OneNote is a freeform digital notebook: infinite canvas, sections, ink, and deep Microsoft 365 integration. Great for handwriting, meeting notes alongside Outlook, and anything that wants flexible page layout. If you live in the Microsoft ecosystem at work, it is the path of least resistance.
Mindly is not a whiteboard. It's a structured second brain with AI organization and a built-in mind map. One shortcut for capture, cards instead of pages, and connections that emerge automatically across everything you save.
Students who annotate slides in OneNote often pair it with Mindly as a "thinking layer" for synthesis and idea review. The two play different roles: OneNote for the lecture, Mindly for the week of revision that comes after.
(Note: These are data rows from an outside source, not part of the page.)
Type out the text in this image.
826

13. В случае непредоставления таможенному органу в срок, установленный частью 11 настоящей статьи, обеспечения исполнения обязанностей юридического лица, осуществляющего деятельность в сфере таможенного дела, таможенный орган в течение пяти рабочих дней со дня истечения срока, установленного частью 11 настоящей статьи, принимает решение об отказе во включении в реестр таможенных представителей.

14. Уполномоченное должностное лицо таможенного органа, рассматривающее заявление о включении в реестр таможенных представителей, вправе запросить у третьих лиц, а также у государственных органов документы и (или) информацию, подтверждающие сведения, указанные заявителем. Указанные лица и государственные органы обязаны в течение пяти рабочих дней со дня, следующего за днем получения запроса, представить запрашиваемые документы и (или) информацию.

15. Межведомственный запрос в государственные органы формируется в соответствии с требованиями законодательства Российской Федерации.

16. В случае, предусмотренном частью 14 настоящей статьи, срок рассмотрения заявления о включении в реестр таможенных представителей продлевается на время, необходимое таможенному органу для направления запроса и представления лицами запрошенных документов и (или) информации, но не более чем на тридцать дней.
The clearest decision point is whether your day is Microsoft-shaped. If meetings live in Outlook, files in SharePoint, and chat in Teams, OneNote slots in with zero friction. If your day is Mac-shaped, with Apple-native apps and a preference for local libraries, Mindly is the more natural fit.
Cost is also worth naming. OneNote is free with a Microsoft account; tighter integrations come with a Microsoft 365 subscription. Mindly is a paid Pro tier on top of a free base. Different bets on what value to bundle, so pick the one whose bundle matches the work you already do.